I like interacting with people. I like taking pictures of people. I like looking at pictures of people. So when I get an assignment that doesn't involve me photographing people, I usually cringe. This was the case when I got an assignment from Illumination magazine to illustrate a story about munitions pollution remediation. The Department of Defense has identified 2,307 contaminated sites (more than 15 million acres) across the country, for which they have no viable plan to clean up. The story was about two researchers at Mizzou who have invented a new cost effective remediation process to clean up TNT and DNT pollution. I had two main obstacles with this assignment. The first was to find a site that was visually appealing. The second and most difficult was to actually gain access to the site. As you can imagine, the DOD was not real receptive to any publicity about these polluted sites. After weeks of dead ends, I finally had a break through and gained access to a site in Weldon Springs, MO.

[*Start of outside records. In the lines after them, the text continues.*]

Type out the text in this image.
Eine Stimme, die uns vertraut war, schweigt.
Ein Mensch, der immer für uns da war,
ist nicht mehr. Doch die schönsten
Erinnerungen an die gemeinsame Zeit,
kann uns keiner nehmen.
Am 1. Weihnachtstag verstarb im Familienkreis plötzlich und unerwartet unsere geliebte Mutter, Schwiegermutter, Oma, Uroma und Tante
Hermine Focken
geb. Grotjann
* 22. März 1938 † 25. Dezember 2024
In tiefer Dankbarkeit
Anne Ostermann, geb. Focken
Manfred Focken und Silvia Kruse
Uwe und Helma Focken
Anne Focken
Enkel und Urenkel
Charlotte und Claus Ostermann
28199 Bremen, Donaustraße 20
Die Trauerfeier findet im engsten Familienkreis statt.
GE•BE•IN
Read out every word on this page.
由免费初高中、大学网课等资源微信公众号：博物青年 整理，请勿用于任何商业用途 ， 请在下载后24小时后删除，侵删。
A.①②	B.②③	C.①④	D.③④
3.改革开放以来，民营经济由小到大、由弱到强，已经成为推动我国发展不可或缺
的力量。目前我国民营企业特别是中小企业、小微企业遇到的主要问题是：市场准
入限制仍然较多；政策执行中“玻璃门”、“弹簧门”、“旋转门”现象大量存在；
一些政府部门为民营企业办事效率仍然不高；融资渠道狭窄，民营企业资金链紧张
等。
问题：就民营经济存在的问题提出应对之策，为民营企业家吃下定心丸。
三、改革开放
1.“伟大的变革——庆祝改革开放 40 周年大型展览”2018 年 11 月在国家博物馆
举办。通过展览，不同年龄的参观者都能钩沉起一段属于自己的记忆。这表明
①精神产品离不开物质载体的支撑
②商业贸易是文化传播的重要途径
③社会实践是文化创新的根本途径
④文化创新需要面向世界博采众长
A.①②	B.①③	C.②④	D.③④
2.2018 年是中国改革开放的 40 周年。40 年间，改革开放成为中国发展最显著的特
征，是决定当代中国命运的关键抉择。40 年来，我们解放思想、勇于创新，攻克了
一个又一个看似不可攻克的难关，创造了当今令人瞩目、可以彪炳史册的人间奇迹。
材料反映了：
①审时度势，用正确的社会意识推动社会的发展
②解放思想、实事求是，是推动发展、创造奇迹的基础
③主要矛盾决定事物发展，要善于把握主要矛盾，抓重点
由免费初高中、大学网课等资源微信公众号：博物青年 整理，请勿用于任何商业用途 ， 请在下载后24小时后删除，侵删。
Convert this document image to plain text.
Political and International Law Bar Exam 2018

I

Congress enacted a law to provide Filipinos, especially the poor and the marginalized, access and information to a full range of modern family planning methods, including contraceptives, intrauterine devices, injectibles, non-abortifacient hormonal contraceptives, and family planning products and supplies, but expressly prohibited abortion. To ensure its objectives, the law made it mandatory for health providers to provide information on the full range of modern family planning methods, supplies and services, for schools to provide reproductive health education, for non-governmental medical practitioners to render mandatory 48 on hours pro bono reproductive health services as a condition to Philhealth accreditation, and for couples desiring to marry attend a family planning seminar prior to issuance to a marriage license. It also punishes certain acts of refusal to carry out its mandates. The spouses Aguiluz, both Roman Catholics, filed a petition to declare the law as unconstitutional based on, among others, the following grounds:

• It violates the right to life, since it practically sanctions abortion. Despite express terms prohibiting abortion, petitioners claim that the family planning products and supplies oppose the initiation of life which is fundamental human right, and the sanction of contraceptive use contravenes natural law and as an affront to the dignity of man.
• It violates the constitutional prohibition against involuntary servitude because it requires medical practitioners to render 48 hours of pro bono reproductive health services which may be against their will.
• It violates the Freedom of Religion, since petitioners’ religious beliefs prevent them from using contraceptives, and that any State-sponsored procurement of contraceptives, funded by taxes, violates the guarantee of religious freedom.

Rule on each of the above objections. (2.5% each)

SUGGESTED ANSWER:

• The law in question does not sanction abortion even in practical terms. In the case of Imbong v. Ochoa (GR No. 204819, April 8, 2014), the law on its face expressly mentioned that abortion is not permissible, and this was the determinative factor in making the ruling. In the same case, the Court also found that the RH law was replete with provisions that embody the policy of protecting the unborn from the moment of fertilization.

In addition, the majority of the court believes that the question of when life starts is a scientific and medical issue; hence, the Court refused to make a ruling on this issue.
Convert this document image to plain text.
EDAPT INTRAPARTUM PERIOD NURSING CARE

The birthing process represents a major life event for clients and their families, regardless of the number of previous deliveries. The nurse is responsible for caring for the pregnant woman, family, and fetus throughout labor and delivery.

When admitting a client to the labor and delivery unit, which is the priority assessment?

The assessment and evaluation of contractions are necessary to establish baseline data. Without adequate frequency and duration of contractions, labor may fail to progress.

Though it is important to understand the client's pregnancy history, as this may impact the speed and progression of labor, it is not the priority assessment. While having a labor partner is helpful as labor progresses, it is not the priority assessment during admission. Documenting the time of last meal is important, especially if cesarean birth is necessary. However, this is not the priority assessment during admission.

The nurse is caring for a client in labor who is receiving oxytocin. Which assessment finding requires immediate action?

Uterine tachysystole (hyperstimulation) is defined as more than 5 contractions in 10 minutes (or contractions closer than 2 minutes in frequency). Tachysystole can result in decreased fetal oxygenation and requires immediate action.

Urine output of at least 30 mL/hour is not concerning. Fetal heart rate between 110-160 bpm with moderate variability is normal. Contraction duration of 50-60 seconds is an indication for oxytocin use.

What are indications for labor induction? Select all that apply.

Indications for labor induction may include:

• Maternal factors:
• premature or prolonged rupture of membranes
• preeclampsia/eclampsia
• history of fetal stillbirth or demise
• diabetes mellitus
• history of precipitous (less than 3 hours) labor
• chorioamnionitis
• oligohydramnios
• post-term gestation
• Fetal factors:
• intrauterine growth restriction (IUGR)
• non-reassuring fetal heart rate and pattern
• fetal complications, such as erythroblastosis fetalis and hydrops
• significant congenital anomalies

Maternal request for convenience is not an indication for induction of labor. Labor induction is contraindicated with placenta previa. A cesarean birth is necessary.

The Weldon Springs Ordinance Works was the largest manufacturer of TNT and DNT during WWII. Over the course of the war Weldon Springs employed 5,000 people and manufactured millions of tons of explosives. Explosives manufacturing ended shortly after the war, but the site was then used to enrich weapons grade uranium up until the end of The Cold War. In the early 2000's the DOD worked with the EPA to clean up the contaminated site. Everything was burned, leveled and buried, which was the accepted remediation techniques used at the time. Everything except 1,600 acres that remained an Army ROTC training center. The below photographs came from this section of land.

I still don't like getting assignments where I'm not photographing people, but if I do, I hope they are all as visually stimulating as this place was.